DI MAIO CONTE GIORGETTI
Andrea Arzilli per il Corriere della Sera
La candidatura a tre città va avanti mentre sullo sfondo si continua a trattare: il presidente Giovanni Malagò, il governo e i tre sindaci, due dei quali, Milano e Torino, esplicitamente insoddisfatti dalla prospettiva di correre in una squadra e non, come sognavano, in solitaria. Interlocutore costante di Malagò è il sottosegretario alla Presidenza del Consiglio Giancarlo Giorgetti. E forse proprio a lui il presidente del Coni si riferiva quando ha voluto precisare che «tutti i 13 punti chiesti dal governo sono stati rispettati».
Probabilmente un modo per smarcarsi dalla questione politica scaturita con il passaggio da tre ad un solo dossier per la candidatura italiana.
sala appendino
Il fatto, però, è che sulla corsa ai Giochi 2026 si giocano molti interessi politici: quello della Lega e soprattutto dei 5 Stelle. Non a caso Giorgetti ha voluto ribadire la volontà dell' esecutivo di sostenere la candidatura, ma solo a patto che «le città interessate rinuncino a una parte significativa di ambizioni», un messaggio che è sembrato diretto proprio ai sindaci delle città deluse dalla corsa a tre (e da ieri anche la Valle d' Aosta vorrebbe entrare in squadra).
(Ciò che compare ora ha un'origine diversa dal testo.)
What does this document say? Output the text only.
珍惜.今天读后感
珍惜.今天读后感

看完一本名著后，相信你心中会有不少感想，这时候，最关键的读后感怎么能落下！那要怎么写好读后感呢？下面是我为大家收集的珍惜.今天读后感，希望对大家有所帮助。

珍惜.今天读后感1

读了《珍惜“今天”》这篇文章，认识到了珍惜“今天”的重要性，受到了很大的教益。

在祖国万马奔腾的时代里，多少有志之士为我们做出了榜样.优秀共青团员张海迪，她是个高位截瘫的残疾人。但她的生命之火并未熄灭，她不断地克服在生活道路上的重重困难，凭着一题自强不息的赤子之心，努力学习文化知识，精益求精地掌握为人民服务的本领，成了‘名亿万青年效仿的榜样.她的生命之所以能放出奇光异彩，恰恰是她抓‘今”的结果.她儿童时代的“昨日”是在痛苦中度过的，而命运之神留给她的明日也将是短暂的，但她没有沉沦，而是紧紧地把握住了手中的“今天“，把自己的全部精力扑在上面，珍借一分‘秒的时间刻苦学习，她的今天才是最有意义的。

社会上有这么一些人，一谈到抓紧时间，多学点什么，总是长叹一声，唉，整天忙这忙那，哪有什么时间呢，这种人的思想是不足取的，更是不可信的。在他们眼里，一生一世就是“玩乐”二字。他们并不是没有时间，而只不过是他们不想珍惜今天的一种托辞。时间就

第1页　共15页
Non è un mistero, infatti, che la sindaca Chiara Appendino avrebbe voluto una candidatura solitaria per Torino, è stata lei stessa a dirlo esponendosi pure alle contestazioni della sua maggioranza in Comune: su questo il vicepremier Luigi Di Maio si è speso molto, ma poi è dovuto tornare su posizioni meno assolute quando si è visto costretto a mediare rispetto alla posizione del Carroccio.
APPENDINO DI MAIO
Per la Lega, del resto, quella dell' Olimpiade potrebbe essere una carta da giocare in chiave elettorale non appena si porrà il problema di scendere in campo per il sindaco di Milano alla scadenza del mandato di Giuseppe Sala, tra tre anni. Su questo Giorgetti si muoverebbe in tandem con il governatore della Lombardia Attilio Fontana, che è anche suo caro amico e che ha preso parte alla polemica politica chiedendo a gran voce «chiarezza sulla governance», per altro la stessa richiesta di Sala.
zaia cortina 2026
Per il governo, infatti, è pacifico che alla fine, passata la fase del lancio della candidatura, dovrà esserci una città "capofila", anche se, al momento, lo stesso Malagò avrebbe deciso di non sbilanciarsi proprio per andare incontro alle esigenze dell' esecutivo nella speranza di ottenere l' appoggio alla riconferma al vertice del Coni.
Il ragionamento che fa Sala, invece, punta sul pregresso felice dell' Expo milanese, non a caso più volte citato in questa due giorni di botte e risposte Roma-Milano-Torino. Una città, un grande evento dal respiro internazionale e le redini in mano ad una figura di garanzia che gestisca la logistica, gli appalti e poi le opere dopo la realizzazione. Il modello è stato vincente nel 2015 con Giuseppe Sala commissario unico, e può valere anche per le Olimpiadi invernali 2026, almeno questa era l' idea prima che spuntasse la proposta del Coni, poi avallata dal Cio. Quando il sindaco di Milano chiede al governo «un atto di coraggio» si riferisce proprio a quel modello vincente che ha rilanciato la città che governa. E confida nella posizione di Malagò che ha eccepito non nella sostanza («Capisco benissimo le sue parole»), ma nella tempistica («Ne parleremo quando avremo in mano le Olimpiadi»).
sala fontana malagò
Non basta a Milano il ruolo di capofila occulta grazie al super villaggio olimpico da cento milioni, alla garanzia, seppure informale, di ospitare le cerimonie di apertura e chiusura evento a San Siro e la buona parte delle gare sportive in programma, tra Milano e Valtellina. Così si continua a trattare nella consapevolezza che senza accordo le possibilità di vittoria saranno fortemente ridotte.